Extreme Learning Machine (ELM): Algorithm Overview and Implementation

Resource Overview

Extreme Learning Machine (ELM) is an efficient and user-friendly learning algorithm for Single-hidden Layer Feedforward Neural Networks (SLFNs). Proposed by Associate Professor Guang-Bin Huang at Nanyang Technological University in 2006, ELM eliminates the need for manual hyperparameter tuning common in traditional neural network algorithms like Backpropagation (BP). The algorithm requires only the specification of hidden layer nodes, automatically determines input weights and biases, and guarantees unique optimal solutions with exceptional learning speed and generalization performance. Key implementation involves random weight initialization and Moore-Penrose pseudoinverse computation for output weight derivation.

Detailed Documentation

Extreme Learning Machine (ELM) is a remarkably simple, efficient learning algorithm for Single-hidden Layer Feedforward Neural Networks (SLFNs). Originally proposed by Associate Professor Guang-Bin Huang at Nanyang Technological University in 2006, ELM significantly differs from traditional neural network algorithms like Backpropagation (BP). Unlike BP requiring manual tuning of numerous parameters (learning rate, momentum) and prone to local minima, ELM necessitates only the configuration of hidden layer nodes.
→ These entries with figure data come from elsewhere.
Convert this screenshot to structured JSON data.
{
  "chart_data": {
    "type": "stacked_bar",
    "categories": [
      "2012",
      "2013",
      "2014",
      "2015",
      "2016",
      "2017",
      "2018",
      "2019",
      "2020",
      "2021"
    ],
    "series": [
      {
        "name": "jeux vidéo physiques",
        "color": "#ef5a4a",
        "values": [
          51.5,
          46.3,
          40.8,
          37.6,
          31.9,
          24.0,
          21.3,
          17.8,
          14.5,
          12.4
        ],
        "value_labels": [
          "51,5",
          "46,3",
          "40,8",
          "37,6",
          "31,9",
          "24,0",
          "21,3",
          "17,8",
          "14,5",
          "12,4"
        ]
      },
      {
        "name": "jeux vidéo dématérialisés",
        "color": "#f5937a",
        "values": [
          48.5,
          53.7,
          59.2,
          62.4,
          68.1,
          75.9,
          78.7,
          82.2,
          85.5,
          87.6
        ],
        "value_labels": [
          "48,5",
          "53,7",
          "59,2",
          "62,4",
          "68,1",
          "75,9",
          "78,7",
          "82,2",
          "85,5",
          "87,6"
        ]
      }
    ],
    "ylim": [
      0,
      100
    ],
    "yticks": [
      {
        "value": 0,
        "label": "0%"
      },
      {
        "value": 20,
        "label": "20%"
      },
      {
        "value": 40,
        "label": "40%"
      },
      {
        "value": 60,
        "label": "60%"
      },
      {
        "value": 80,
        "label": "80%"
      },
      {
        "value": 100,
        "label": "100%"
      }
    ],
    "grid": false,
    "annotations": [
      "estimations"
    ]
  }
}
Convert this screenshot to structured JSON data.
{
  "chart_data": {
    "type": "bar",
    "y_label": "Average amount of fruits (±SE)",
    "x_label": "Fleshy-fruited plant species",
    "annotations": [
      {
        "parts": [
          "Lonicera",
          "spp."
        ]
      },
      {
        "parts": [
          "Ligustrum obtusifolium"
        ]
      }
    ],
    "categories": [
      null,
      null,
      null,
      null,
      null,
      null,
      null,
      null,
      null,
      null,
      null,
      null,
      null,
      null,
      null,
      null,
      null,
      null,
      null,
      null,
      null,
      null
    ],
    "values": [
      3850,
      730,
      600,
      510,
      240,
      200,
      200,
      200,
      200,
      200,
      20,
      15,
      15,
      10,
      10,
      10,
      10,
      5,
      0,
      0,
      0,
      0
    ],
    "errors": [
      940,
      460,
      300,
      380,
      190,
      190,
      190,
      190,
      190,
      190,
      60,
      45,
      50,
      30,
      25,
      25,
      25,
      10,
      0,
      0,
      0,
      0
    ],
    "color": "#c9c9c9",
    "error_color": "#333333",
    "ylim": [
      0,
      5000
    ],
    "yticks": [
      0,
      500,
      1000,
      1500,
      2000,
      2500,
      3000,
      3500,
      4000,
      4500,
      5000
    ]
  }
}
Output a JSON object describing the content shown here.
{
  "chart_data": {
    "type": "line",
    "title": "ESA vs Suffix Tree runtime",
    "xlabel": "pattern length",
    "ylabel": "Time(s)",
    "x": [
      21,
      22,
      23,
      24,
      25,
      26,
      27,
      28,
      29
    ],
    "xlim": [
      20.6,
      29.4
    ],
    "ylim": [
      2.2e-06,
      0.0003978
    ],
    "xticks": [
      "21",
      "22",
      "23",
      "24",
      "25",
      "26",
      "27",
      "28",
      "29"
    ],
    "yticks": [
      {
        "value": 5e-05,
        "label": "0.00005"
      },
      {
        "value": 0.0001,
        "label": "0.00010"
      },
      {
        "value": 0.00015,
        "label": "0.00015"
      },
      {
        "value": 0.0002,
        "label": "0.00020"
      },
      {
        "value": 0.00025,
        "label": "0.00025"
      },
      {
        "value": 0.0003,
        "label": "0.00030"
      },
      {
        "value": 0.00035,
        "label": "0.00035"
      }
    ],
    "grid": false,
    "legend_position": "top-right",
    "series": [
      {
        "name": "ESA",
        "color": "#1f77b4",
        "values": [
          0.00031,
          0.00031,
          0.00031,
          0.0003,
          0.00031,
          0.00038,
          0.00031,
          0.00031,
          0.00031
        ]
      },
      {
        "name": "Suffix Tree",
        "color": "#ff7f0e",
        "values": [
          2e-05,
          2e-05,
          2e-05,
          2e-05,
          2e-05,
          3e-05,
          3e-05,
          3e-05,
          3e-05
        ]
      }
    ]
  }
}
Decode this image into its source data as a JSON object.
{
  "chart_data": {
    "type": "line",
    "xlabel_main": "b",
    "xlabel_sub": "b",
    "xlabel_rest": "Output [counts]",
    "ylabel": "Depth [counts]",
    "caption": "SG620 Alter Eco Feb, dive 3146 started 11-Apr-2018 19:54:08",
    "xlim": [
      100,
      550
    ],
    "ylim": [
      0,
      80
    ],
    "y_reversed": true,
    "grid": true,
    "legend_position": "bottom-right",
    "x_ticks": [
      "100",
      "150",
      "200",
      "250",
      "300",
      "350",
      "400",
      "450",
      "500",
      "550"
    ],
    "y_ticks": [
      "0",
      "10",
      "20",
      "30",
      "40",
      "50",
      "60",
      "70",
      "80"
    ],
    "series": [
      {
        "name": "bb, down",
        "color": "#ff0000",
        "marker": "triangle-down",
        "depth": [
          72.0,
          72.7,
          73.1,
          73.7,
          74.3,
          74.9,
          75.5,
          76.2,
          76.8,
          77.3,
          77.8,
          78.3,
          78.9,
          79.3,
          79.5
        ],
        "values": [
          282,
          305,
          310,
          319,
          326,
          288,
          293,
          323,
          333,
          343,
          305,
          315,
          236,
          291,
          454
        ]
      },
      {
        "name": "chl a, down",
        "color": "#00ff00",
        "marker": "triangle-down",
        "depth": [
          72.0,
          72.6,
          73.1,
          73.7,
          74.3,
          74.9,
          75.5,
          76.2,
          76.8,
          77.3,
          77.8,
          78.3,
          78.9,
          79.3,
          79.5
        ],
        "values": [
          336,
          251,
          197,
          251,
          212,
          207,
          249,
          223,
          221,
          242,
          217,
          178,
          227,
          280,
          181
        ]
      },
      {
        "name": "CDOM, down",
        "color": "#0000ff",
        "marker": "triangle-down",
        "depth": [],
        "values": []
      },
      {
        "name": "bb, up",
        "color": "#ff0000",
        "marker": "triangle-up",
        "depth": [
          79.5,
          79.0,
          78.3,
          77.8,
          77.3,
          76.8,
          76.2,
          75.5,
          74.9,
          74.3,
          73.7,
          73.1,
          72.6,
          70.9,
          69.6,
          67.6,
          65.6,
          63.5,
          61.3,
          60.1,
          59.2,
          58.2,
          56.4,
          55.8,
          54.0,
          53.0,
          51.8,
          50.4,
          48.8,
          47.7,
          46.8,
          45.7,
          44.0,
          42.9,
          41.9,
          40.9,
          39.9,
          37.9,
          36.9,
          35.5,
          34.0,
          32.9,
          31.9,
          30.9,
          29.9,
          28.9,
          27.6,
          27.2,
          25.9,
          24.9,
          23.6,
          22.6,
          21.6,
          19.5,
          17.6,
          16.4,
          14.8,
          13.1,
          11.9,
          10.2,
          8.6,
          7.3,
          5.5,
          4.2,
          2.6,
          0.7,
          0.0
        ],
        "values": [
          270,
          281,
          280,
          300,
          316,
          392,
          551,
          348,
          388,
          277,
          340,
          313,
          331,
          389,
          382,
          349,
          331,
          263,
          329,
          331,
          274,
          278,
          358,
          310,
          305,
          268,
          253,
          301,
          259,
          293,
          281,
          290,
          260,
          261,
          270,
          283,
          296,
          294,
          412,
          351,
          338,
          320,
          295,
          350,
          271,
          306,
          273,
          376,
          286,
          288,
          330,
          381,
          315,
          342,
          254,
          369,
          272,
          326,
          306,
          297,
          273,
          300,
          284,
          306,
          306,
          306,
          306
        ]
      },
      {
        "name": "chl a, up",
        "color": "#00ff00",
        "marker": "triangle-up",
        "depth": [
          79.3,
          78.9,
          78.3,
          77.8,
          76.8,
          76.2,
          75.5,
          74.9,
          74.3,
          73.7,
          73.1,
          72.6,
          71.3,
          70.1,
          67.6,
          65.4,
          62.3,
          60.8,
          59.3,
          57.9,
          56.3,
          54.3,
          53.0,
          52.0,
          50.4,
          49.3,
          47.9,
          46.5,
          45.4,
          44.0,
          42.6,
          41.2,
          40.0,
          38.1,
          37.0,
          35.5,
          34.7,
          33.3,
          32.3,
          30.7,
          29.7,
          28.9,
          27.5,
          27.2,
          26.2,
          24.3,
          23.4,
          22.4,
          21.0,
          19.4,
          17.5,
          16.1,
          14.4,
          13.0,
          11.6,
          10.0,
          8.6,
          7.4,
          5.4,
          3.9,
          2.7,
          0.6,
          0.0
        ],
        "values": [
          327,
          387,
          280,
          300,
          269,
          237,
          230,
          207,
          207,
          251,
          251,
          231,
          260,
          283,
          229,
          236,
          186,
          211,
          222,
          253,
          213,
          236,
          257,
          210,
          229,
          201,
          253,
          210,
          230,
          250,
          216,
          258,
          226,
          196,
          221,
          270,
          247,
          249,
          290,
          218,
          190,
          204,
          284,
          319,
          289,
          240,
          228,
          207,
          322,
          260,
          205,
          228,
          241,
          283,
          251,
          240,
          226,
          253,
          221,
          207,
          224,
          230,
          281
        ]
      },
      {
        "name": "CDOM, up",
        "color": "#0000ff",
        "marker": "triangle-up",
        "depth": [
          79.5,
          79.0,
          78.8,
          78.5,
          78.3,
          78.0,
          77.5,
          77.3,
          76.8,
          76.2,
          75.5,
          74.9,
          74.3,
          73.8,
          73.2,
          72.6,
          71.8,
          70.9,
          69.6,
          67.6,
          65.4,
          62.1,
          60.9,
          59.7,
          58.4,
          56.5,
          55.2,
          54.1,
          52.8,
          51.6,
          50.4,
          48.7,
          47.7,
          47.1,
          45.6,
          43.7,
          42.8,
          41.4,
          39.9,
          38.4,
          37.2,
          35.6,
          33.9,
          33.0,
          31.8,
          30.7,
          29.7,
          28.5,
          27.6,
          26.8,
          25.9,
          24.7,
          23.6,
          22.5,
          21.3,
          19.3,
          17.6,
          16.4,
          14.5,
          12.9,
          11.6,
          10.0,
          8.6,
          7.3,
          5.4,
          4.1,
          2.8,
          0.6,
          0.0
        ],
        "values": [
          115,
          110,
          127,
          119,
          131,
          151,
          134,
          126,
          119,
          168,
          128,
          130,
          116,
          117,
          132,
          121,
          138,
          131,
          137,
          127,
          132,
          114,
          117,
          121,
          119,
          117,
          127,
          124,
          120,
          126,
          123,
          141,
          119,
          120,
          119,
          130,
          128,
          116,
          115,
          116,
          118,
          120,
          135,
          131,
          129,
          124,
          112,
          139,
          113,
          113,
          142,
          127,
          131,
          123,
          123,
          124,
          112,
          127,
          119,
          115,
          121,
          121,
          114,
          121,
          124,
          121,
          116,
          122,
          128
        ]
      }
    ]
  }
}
During execution, input weights and hidden layer biases are randomly initialized and remain fixed, while output weights are analytically determined through Moore-Penrose pseudoinverse computation. This approach guarantees unique global optimal solutions, delivering faster training speeds (often orders of magnitude quicker than iterative methods) and superior generalization capabilities. Code implementation typically involves: 1) Random weight/bias initialization, 2) Hidden layer output calculation via activation functions (e.g., sigmoid, ReLU), and 3) Output weight solution using linear matrix operations.